Het klinkt zo gemakkelijk en we weten allemaal wel hoe het moet, maar toch is iets halen bij het personeelsrestaurant vaak nóg gemakkelijker. Je ontbijt overslaan en je lunch kopen in het ziekenhuis zodat je in de ochtend toch nog maar een keer kunt snoozen. Klinkt herkenbaar? Hier een aantal tips die niet al te veel tijd kosten naast je drukke baan op gezonder te eten:
Eet niet alleen groente bij de avondmaaltijd, maar ook tijdens je lunch of als tussendoortje. Een bakje cherrytomaatjes, (mini)komkommer, wortel of (punt)paprika. Kant-en-klaar te koop dus het kost weinig tijd en is heel gezond!

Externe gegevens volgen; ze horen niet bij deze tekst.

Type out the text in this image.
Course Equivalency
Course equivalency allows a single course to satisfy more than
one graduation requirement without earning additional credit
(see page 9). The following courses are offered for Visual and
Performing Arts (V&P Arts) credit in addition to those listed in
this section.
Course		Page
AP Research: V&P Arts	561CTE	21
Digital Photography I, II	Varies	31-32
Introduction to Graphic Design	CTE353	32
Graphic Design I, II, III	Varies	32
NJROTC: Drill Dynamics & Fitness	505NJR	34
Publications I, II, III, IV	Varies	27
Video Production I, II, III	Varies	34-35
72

Geen tijd of zin om uitgebreid fruit te snijden zoals watermeloen of ananas? Doe diepvries fruit door je yoghurt, neem een appel, peer, banaan of mandarijn of kant-en-klaar bakje vers fruit mee naar je werkt. Scheelt tijd en net zo lekker!
Kook in de avond wat meer en neem een klein portie mee als lunch met groente en volkoren producten.

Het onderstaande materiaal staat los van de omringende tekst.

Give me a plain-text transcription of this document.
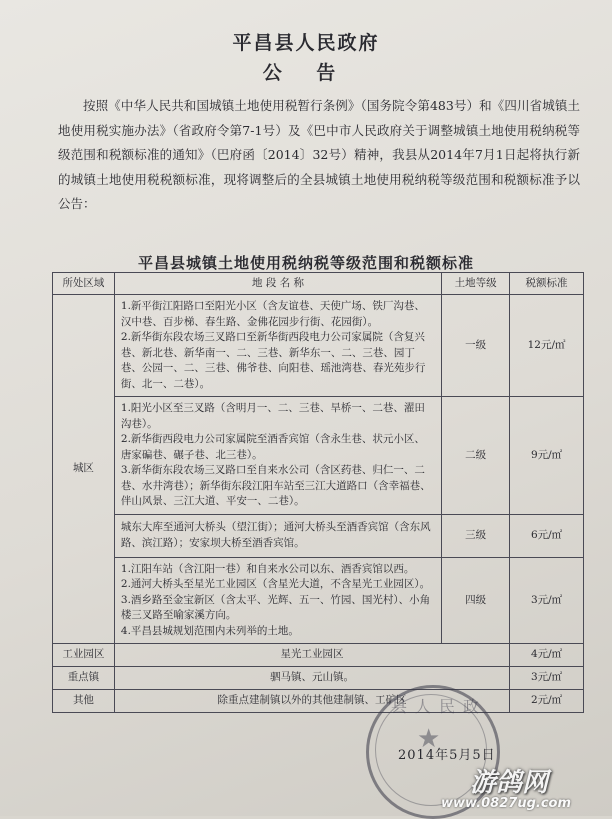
平昌县人民政府
公 告
按照《中华人民共和国城镇土地使用税暂行条例》（国务院令第483号）和《四川省城镇土地使用税实施办法》（省政府令第7-1号）及《巴中市人民政府关于调整城镇土地使用税纳税等级范围和税额标准的通知》（巴府函〔2014〕32号）精神，我县从2014年7月1日起将执行新的城镇土地使用税税额标准，现将调整后的全县城镇土地使用税纳税等级范围和税额标准予以公告：
平昌县城镇土地使用税纳税等级范围和税额标准
所处区域	地 段 名 称	土地等级	税额标准
城区	1.新平街江阳路口至阳光小区（含友谊巷、天使广场、铁厂沟巷、汉中巷、百步梯、春生路、金佛花园步行街、花园街）。
2.新华街东段农场三叉路口至新华街西段电力公司家属院（含复兴巷、新北巷、新华南一、二、三巷、新华东一、二、三巷、园丁巷、公园一、二、三巷、佛爷巷、向阳巷、瑶池湾巷、春光苑步行街、北一、二巷）。	一级	12元/㎡

	1.阳光小区至三叉路（含明月一、二、三巷、旱桥一、二巷、濯田沟巷）。
2.新华街西段电力公司家属院至酒香宾馆（含永生巷、状元小区、唐家碥巷、碾子巷、北三巷）。
3.新华街东段农场三叉路口至自来水公司（含区药巷、归仁一、二巷、水井湾巷）；新华街东段江阳车站至三江大道路口（含幸福巷、伴山风景、三江大道、平安一、二巷）。	二级	9元/㎡

	城东大库至通河大桥头（望江街）；通河大桥头至酒香宾馆（含东风路、滨江路）；安家坝大桥至酒香宾馆。	三级	6元/㎡

	1.江阳车站（含江阳一巷）和自来水公司以东、酒香宾馆以西。
2.通河大桥头至星光工业园区（含星光大道，不含星光工业园区）。
3.酒乡路至金宝新区（含太平、光辉、五一、竹园、国光村）、小角楼三叉路至喻家溪方向。
4.平昌县城规划范围内未列举的土地。	四级	3元/㎡
工业园区	星光工业园区		4元/㎡
重点镇	驷马镇、元山镇。		3元/㎡
其他	除重点建制镇以外的其他建制镇、工矿区		2元/㎡
县人民政
★
2014年5月5日
游鸽网
www.0827ug.com
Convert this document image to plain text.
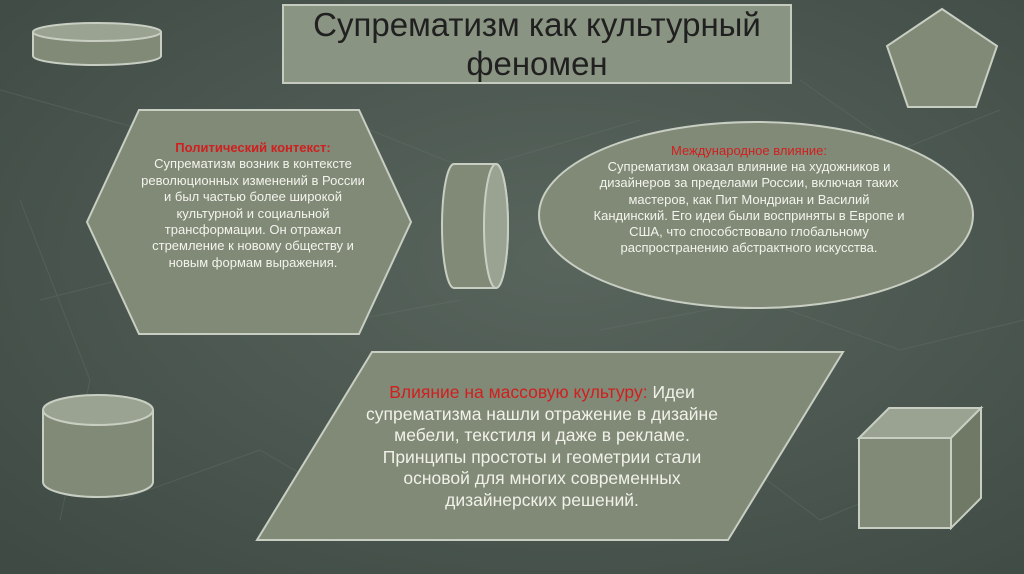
Супрематизм как культурный
феномен
Политический контекст:
Супрематизм возник в контексте революционных изменений в России и был частью более широкой культурной и социальной трансформации. Он отражал стремление к новому обществу и новым формам выражения.
Международное влияние:
Супрематизм оказал влияние на художников и дизайнеров за пределами России, включая таких мастеров, как Пит Мондриан и Василий Кандинский. Его идеи были восприняты в Европе и США, что способствовало глобальному распространению абстрактного искусства.
Влияние на массовую культуру: Идеи супрематизма нашли отражение в дизайне мебели, текстиля и даже в рекламе. Принципы простоты и геометрии стали основой для многих современных дизайнерских решений.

Wil je er wel (een beetje) tijd aan besteden? Maak de avond van te voren eens een volkoren wrap in plaats van die boterham met kaas elke dag, of maak een salade om mee te nemen.
Drinkt voldoende water en/of thee, en uiteraard als je het nodig hebt koffie! Tip is om een grote fles mee te nemen die je kunt vullen en bij je computer kunt zetten. Zo word je er telkens aan herinnerd om te drinken en hoef je niet telkens naar de kraan te lopen en meerdere wegwerkbekertjes te gebruiken. Met een eigen flesje drink je meer, bespaar je tijd en tevens is het beter voor het milieu!
Je ontbijt overslaan en lunch op je werk kopen zodat je wat langer in bed kunt blijven liggen. Herkenbaar?
Voldoende bewegen De Gezondheidsraad publiceerde in augustus 2017 de beweegrichtlijn. Daarin wordt geadviseerd om wekelijks 150 minuten matig intensief te bewegen (wandelen, fietsen, hardlopen et cetera) verspreid over meerdere dagen, tweemaal per week spier- en botversterkende oefeningen te doen en veel zitten te voorkomen. Uit onderzoek blijkt dat 52,9% van de volwassenen in 2020 dit haalden. Dat onderzoek hebben we natuurlijk herhaald bij de volgers van het Instagramaccount @doktersdiehetandersdoen en daar denkt, van de vijftig personen die meededen, zo’n 55% de beweegnorm te halen. Vergelijkbaar met de Nederlandse volwassenbevolking dus. En eerlijk is eerlijk, 150 minuten, oftewel 2,5 uur (klinkt ineens veel meer he?!) is best veel. Hoe doe je dat nou naast die drukke baan? Jullie gaven tips!
Probeer te fietsen of lopen naar je werk. Is dat te ver? Zet de auto dan niet pal voor de deur maar loop een stuk.
Probeer eens tijdens je lunchpauze (als je die hebt) een stuk te wandelen. Bij de meeste ziekenhuizen is het bereik van je sein prima rondom het ziekenhuis. Als je even buiten bent geweest ben je daarna weer helemaal fris om hard aan het werk te gaan!
Neem altijd de trap! Alle ziekenhuizen hebben een lift, maar die hoef je natuurlijk niet te nemen.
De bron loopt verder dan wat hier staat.